Ante essas características, em sendo a questão blindada pelo politicamente correto refratária a ordem estabelecida e tendo ao mesmo tempo por objetivo passar a compor essa ordem, quando começa a ser introduzida na sociedade, automaticamente toda uma gama de direitos que protegem, dão unidade, resguardam a integridade dos cidadãos um em face do outro, nos mais diversos aspectos, passam esses direitos, a não mais atingir a todos com o mesmo grau de obrigatoriedade, tanto de observância como de imposição ante sua infringência, exigido de todos até então sem exceção.

Importante notar que o establishment que as três forças representam, os governantes ligados as mesmas, a grande mídia e demais pessoas envolvidas no estabelecimento da questão politicamente correta, não estão preocupados com seus efeitos deletérios nas pessoas, na sociedade como um todo e mesmo se a segurança nacional está em jogo, mas apenas se o politicamente correto realmente blindou o que se pretendia e com isso atingiu-se o objetivo por eles pretendido, não importando se esse objetivo terá como custo o sacrifício de liberdades, de vidas, fragmentar a convivência entre as pessoas, causar sofrimento anímico, econômico, inversão de valores, alteração da cultura, desequilíbrio de direitos, desconfigurar as próprias bases institucionais da nação, etc.

Essas questões que passam a contar com o invólucro e áurea do politicamente correto, a par de representarem um elemento estranho perante a ordem social, moral, cultural, dos usos e costumes, religiosa e da própria legislação existente, faz com que esses pilares do Estado de direito que regem, identificam e aglutinam os cidadãos de uma nação, passem a ser modificados e as leis interpretadas de forma que a questão politicamente correta se acomode, sempre redundando em uma imposição sem possibilidade de reversão pela sociedade que passa a sofrer seus efeitos, que invariavelmente, são negativos.

A imposição, pela cúpula da União Europeia para seus Estados Membros, da aceitação dos chamados “imigrantes”, em sua maioria muçulmanos, com justificativas as mais diversas, não obstante a contrariedade da população nacional dos diversos países Europeus e a impotência dessas populações para alterar esse quadro, nada mais é do que uma questão que foi alçada a politicamente correta, estando dentro do estratagema das três forças que buscam o domínio do mundo, que não estão se importando, por essa razão, com o já avançado estado de islamização do continente Europeu e todo o efeito negativo que pesa sobre a população dos países que os receberam e mesmo sobre sua própria existência.
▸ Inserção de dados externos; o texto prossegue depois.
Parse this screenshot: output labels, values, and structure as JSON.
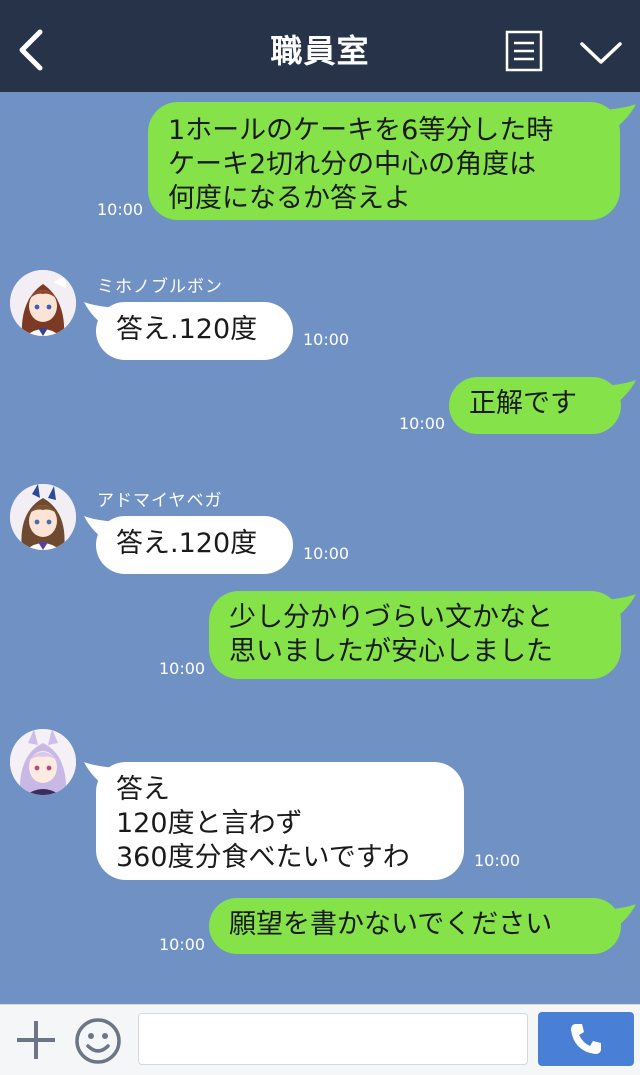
{
  "header": {
    "title": "職員室"
  },
  "messages": [
    {
      "sender": "",
      "text": "1ホールのケーキを6等分した時\nケーキ2切れ分の中心の角度は\n何度になるか答えよ",
      "time": "10:00"
    },
    {
      "sender": "ミホノブルボン",
      "text": "答え.120度",
      "time": "10:00"
    },
    {
      "sender": "",
      "text": "正解です",
      "time": "10:00"
    },
    {
      "sender": "アドマイヤベガ",
      "text": "答え.120度",
      "time": "10:00"
    },
    {
      "sender": "",
      "text": "少し分かりづらい文かなと\n思いましたが安心しました",
      "time": "10:00"
    },
    {
      "sender": "",
      "text": "答え\n120度と言わず\n360度分食べたいですわ",
      "time": "10:00"
    },
    {
      "sender": "",
      "text": "願望を書かないでください",
      "time": "10:00"
    }
  ],
  "footer": {
    "input_value": ""
  },
  "icons": [
    "back-icon",
    "menu-icon",
    "chevron-down-icon",
    "plus-icon",
    "emoji-icon",
    "phone-icon"
  ],
  "colors": {
    "header": "#273349",
    "chat_background": "#7091c4",
    "outgoing_bubble": "#85e249",
    "incoming_bubble": "#ffffff",
    "send_button": "#4a7fd6"
  }
}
Atualmente, dia a dia, testemunhamos pasmos o verdadeiro flagelo que a população europeia passa através dos constantes atentados terroristas, da mudança forçada de hábitos e costumes, do escancarado objetivo dos islamitas de domínio através da fundação de partidos políticos e criação até de uma Polícia, da aberta ação do ISIS que além dos atentados terroristas também agem, seus membros, logisticamente na distribuição dos imigrantes, da ação de ONGs que fornecem navios para a travessia do Mediterrâneo, dentre outros atrocidades que beiram a desfaçatez para com a população, sem a tomada de medidas efetivas pela maioria dos países, a não ser paliativos, sem estancar a verdadeira causa do problema.

O politicamente correto e o establishment que está por detrás dele impede que se trate a questão dos islâmicos como ela realmente merece, a partir do momento em que há a questão imposta e impermeável de que a violência praticada pelos imigrantes muçulmanos através de atentados terroristas, estupros, violência verbal, não adaptação à cultura local, exigência de tratamento segundo as leis islâmicas e não das leis dos países em que estão embora delas se valham para se estabelecer e se sobrepor aos nacionais, são atos praticados por radicais e que esses representam um pequeno número de muçulmanos. Mas será que os radicais são um grupo pequeno conforme as autoridades, políticos e a grande mídia justificam repetidamente?

Mais ainda, será que somente um número reduzido de muçulmanos seguem os preceitos do Alcorão e Hadhits que tornam seus observantes passíveis de serem considerados ou rotulados como radicais?
A respeito dos muçulmanos radicais e não radicais, uma pesquisa feita em 2013 pela entidade Pew Research Center, deitou por terra essa questão, demonstrando através de resultado estatístico a que se chegou após ter questionado milhares de muçulmanos de trinta e nove países sobre sua posição em relação a certos preceitos do Alcorão, tendo em vista o número estimado de muçulmanos no mundo, que varia de 1.5 a 1.6 bilhões.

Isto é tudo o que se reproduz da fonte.